HMRC have published a number of toolkits to assist in the completion of personal and company tax returns this year. These are on the following subjects:
- Small Companies Relief
- Capital Gains Tax on Land and Buildings
- Trust and Estates
- Capital Allowances
- Private and Personal Expenditure
And there are more to come.
I think these are really good. They all follow the same format which is an introduction, a checklist and an explanation of the various points in the checklist. You may not agree with the explanations (indeed they can be oversimplified and sometimes maybe not right), but that does not matter − you do not have to agree with them. They are to assist in avoiding errors and indeed have been deliberately designed to focus on those areas where HMRC’s experience shows that errors frequently arise.
HMRC explain that following the toolkit will enable you to demonstrate that you have taken reasonable care in dealing with the entries on the tax return, and therefore the client will be protected from any penalty if something goes wrong. You do not have to use the toolkit, of course…
However, they do have to be looked at quite carefully. For example, in the Capital Gains Tax on Land and Buildings toolkit, they say that when looking at valuations “it is important to instruct a qualified independent valuer to make sure the valuation is made for the purposes of relevant legislation and meets RICS or equivalent standards”. Surely this is overstating the position. It could obviously be helpful in some circumstances, but it will clearly not be important in most cases relevant to the target audience of these toolkits. Why should the taxpayer have to go to the trouble and expense of a full professional valuation when market value can be established in other ways?
HMRC go on to say that “some issues are sometimes overlooked when instructions are given, for example the potential for development of land”. This is even worse. If a lay person instructs a fully qualified independent valuer, surely the professional would know far better than his or her client about the potential for development of the land. It is his or her business.

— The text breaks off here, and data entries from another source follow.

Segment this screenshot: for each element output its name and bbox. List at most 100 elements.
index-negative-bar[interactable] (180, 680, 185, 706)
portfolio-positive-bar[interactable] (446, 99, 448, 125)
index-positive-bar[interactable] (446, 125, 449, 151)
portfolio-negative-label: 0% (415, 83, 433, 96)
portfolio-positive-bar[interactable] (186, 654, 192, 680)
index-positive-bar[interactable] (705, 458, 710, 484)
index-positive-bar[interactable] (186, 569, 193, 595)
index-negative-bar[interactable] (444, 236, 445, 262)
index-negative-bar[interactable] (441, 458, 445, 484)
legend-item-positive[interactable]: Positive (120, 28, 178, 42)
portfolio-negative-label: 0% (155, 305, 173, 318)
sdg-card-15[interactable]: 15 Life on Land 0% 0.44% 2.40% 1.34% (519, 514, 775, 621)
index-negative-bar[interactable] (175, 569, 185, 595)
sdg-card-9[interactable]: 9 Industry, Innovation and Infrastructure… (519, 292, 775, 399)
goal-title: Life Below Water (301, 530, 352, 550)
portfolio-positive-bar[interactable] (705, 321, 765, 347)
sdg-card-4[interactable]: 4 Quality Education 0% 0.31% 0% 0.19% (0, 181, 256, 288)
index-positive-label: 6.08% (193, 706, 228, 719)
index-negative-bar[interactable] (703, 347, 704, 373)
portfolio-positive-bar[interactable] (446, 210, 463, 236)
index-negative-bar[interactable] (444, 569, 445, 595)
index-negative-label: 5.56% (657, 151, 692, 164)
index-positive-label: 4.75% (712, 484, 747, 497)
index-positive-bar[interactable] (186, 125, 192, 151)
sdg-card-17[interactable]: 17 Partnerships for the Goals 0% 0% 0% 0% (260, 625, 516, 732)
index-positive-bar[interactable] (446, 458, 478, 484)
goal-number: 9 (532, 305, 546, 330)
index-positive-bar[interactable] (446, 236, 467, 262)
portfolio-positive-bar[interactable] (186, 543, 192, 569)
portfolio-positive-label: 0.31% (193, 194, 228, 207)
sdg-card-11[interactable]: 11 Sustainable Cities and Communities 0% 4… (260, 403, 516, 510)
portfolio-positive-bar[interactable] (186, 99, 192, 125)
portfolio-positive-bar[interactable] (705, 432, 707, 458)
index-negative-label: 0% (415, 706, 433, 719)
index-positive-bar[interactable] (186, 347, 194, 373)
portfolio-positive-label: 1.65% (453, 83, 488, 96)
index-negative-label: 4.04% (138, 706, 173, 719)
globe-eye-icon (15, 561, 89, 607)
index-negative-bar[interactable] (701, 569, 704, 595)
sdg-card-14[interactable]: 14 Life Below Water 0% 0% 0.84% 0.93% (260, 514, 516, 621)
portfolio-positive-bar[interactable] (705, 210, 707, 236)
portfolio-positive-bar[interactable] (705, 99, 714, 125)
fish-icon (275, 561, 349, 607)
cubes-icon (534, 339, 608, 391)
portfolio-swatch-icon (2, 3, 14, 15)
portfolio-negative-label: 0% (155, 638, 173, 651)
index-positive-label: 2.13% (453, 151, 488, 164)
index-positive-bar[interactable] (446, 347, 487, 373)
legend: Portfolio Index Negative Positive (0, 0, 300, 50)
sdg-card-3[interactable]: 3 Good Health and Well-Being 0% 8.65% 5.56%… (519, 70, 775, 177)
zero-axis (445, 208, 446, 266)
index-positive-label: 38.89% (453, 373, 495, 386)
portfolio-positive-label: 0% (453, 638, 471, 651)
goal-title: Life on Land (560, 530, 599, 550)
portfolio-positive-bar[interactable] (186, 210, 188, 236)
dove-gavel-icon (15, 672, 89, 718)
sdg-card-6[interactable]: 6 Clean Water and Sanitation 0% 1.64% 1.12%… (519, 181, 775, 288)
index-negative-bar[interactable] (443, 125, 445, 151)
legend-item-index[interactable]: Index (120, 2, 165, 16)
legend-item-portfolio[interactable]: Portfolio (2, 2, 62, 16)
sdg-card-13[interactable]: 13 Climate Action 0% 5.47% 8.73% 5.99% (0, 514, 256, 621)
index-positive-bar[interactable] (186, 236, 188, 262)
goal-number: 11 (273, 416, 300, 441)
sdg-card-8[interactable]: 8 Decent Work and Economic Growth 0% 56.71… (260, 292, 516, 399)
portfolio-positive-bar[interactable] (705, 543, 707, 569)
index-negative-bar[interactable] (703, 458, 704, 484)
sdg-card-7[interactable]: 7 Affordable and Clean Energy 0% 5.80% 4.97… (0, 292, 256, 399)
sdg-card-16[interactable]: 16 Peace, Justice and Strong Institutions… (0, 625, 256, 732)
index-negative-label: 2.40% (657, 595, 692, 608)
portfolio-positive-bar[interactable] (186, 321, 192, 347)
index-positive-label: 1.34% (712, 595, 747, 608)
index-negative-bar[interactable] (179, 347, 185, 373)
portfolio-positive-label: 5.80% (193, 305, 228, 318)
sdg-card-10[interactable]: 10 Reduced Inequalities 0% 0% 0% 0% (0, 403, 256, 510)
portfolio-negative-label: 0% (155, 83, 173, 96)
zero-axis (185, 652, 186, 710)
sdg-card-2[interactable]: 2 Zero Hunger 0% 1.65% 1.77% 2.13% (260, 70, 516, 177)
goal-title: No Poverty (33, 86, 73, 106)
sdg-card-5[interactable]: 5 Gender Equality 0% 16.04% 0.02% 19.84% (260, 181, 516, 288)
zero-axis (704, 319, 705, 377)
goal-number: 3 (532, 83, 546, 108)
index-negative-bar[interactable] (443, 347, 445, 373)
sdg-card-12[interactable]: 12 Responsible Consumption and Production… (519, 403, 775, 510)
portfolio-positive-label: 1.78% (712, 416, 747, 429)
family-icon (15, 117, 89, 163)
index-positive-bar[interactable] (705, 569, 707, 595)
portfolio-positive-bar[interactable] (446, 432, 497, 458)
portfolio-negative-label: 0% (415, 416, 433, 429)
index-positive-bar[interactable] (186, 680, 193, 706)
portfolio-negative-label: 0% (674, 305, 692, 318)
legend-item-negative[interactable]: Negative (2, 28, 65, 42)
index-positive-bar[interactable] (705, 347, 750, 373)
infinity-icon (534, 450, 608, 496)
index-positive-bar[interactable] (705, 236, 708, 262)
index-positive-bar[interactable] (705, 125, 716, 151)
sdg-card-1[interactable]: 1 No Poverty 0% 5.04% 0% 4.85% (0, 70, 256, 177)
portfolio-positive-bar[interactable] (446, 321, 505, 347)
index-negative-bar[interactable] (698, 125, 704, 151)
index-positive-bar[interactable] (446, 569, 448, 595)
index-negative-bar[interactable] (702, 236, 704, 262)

To suggest that the client has to instruct professional experts in the field and then tell them how to do their job is going a bit far.
In the Small Companies Relief toolkit it is explained that in counting associated companies, companies are excluded if they are dormant, i.e. did not carry on any trade or business during the accounting period. HMRC say that a company which receives any income, including that from dividends or interest, may not be considered to be dormant. This is difficult to justify in the light of Jowett v O’Neill and Brennan Construction in which the High Court specifically held that the receipt of bank deposit interest was not the carrying on of a trade or business.